4

Background

Taking an example from Decoding GZIP encoded Body, BodyBytes (ByteArray) and BodyBytesArray from URLRead:

URLRead[
 "https://api.stackexchange.com/2.2/info?site=mathematica", "Headers"
]
{ ... 
, "content-type" -> "application/json; charset=utf-8"
, "content-encoding" -> "gzip"
, ...
}
Import @ "https://api.stackexchange.com/2.2/info?site=mathematica"

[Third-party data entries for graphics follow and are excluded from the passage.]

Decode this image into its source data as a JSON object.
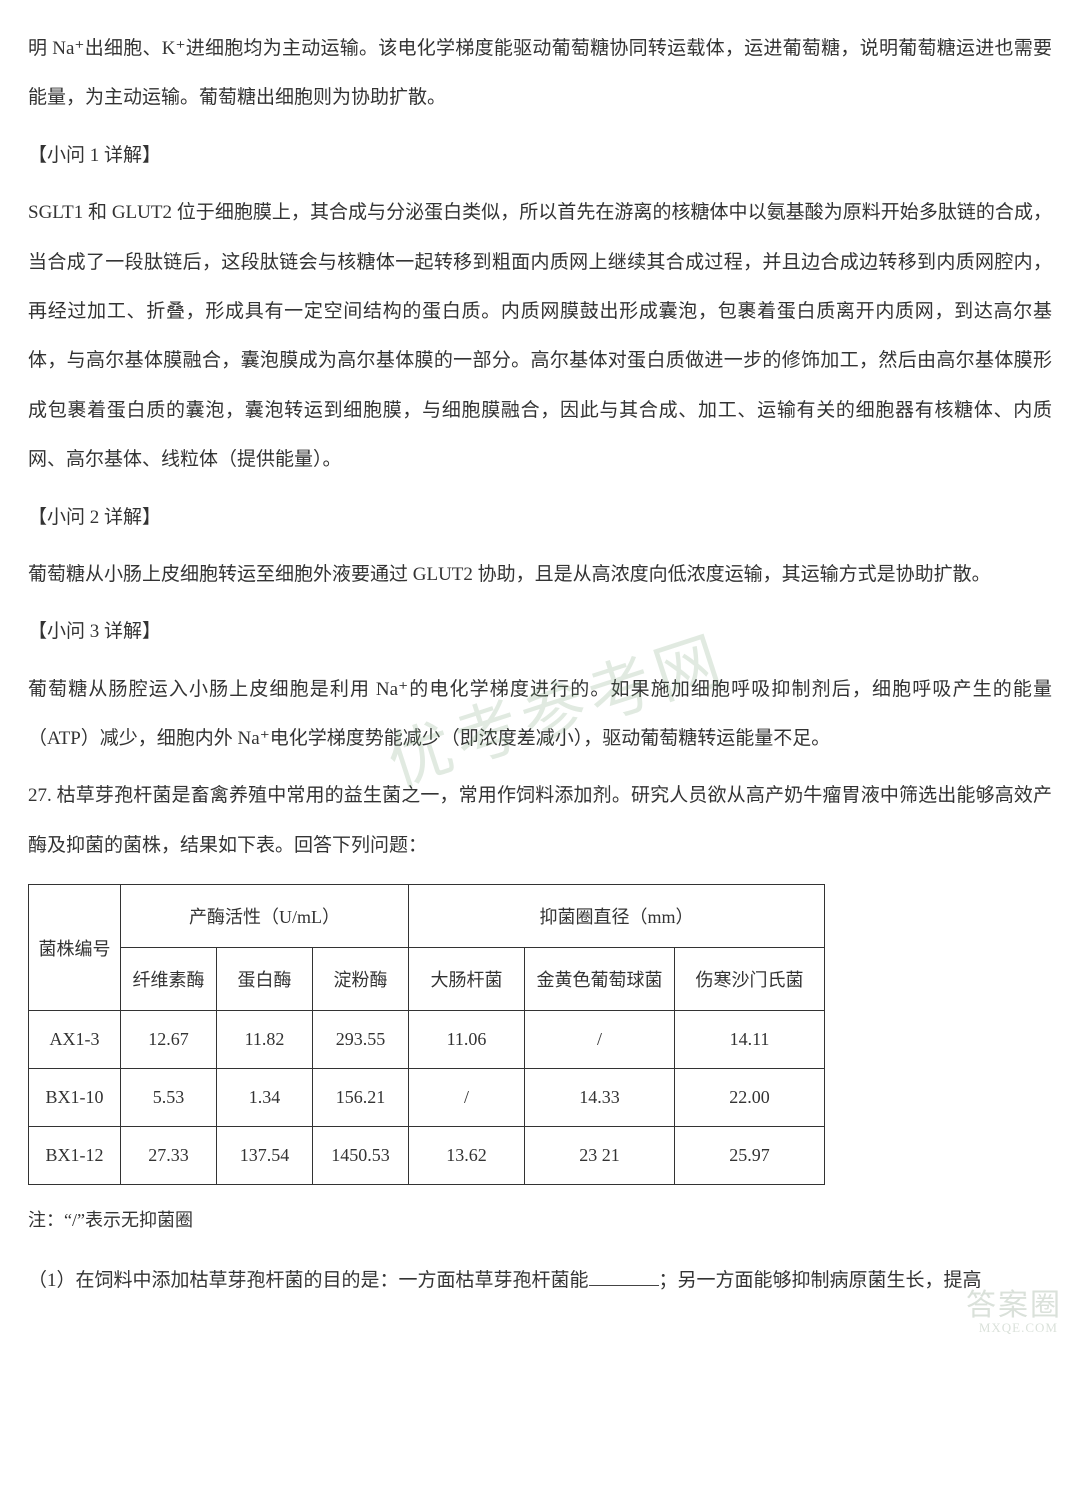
{
  "paragraphs": {
    "p0": "明 Na⁺出细胞、K⁺进细胞均为主动运输。该电化学梯度能驱动葡萄糖协同转运载体，运进葡萄糖，说明葡萄糖运进也需要能量，为主动运输。葡萄糖出细胞则为协助扩散。",
    "h1": "【小问 1 详解】",
    "p1": "SGLT1 和 GLUT2 位于细胞膜上，其合成与分泌蛋白类似，所以首先在游离的核糖体中以氨基酸为原料开始多肽链的合成，当合成了一段肽链后，这段肽链会与核糖体一起转移到粗面内质网上继续其合成过程，并且边合成边转移到内质网腔内，再经过加工、折叠，形成具有一定空间结构的蛋白质。内质网膜鼓出形成囊泡，包裹着蛋白质离开内质网，到达高尔基体，与高尔基体膜融合，囊泡膜成为高尔基体膜的一部分。高尔基体对蛋白质做进一步的修饰加工，然后由高尔基体膜形成包裹着蛋白质的囊泡，囊泡转运到细胞膜，与细胞膜融合，因此与其合成、加工、运输有关的细胞器有核糖体、内质网、高尔基体、线粒体（提供能量）。",
    "h2": "【小问 2 详解】",
    "p2": "葡萄糖从小肠上皮细胞转运至细胞外液要通过 GLUT2 协助，且是从高浓度向低浓度运输，其运输方式是协助扩散。",
    "h3": "【小问 3 详解】",
    "p3": "葡萄糖从肠腔运入小肠上皮细胞是利用 Na⁺的电化学梯度进行的。如果施加细胞呼吸抑制剂后，细胞呼吸产生的能量（ATP）减少，细胞内外 Na⁺电化学梯度势能减少（即浓度差减小），驱动葡萄糖转运能量不足。",
    "q27": "27. 枯草芽孢杆菌是畜禽养殖中常用的益生菌之一，常用作饲料添加剂。研究人员欲从高产奶牛瘤胃液中筛选出能够高效产酶及抑菌的菌株，结果如下表。回答下列问题：",
    "note": "注：“/”表示无抑菌圈",
    "q27_1a": "（1）在饲料中添加枯草芽孢杆菌的目的是：一方面枯草芽孢杆菌能",
    "q27_1b": "；另一方面能够抑制病原菌生长，提高"
  },
  "table": {
    "header": {
      "strain": "菌株编号",
      "enzyme_group": "产酶活性（U/mL）",
      "inhib_group": "抑菌圈直径（mm）",
      "cols": {
        "c1": "纤维素酶",
        "c2": "蛋白酶",
        "c3": "淀粉酶",
        "c4": "大肠杆菌",
        "c5": "金黄色葡萄球菌",
        "c6": "伤寒沙门氏菌"
      }
    },
    "rows": [
      {
        "id": "AX1-3",
        "v": [
          "12.67",
          "11.82",
          "293.55",
          "11.06",
          "/",
          "14.11"
        ]
      },
      {
        "id": "BX1-10",
        "v": [
          "5.53",
          "1.34",
          "156.21",
          "/",
          "14.33",
          "22.00"
        ]
      },
      {
        "id": "BX1-12",
        "v": [
          "27.33",
          "137.54",
          "1450.53",
          "13.62",
          "23 21",
          "25.97"
        ]
      }
    ]
  },
  "watermark": {
    "center": "优考参考网",
    "corner": "答案圈",
    "url": "MXQE.COM"
  },
  "style": {
    "page_bg": "#ffffff",
    "text_color": "#333333",
    "border_color": "#333333",
    "font_size_body": 19,
    "font_size_table": 18,
    "line_height": 2.6,
    "watermark_color": "rgba(120,160,120,0.22)"
  }
}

returns string json which can be later put to ImportString.

Problem

URLRead though throws a bunch of decoding errors suggesting it ignores "gzip" spec and goes directly to charset specified in content-type.

URLRead[
 "https://api.stackexchange.com/2.2/info?site=mathematica", "Body"
]

Workaround

is already shown in linked topic:

URLRead[
    "https://api.stackexchange.com/2.2/info?site=mathematica"
  , "BodyBytes"
] // FromCharacterCode // ImportString[#, {"gzip", "RawJSON"}] &

Question

Should that be the case? Is it a bug or am I missing the purpose of URLRead Body?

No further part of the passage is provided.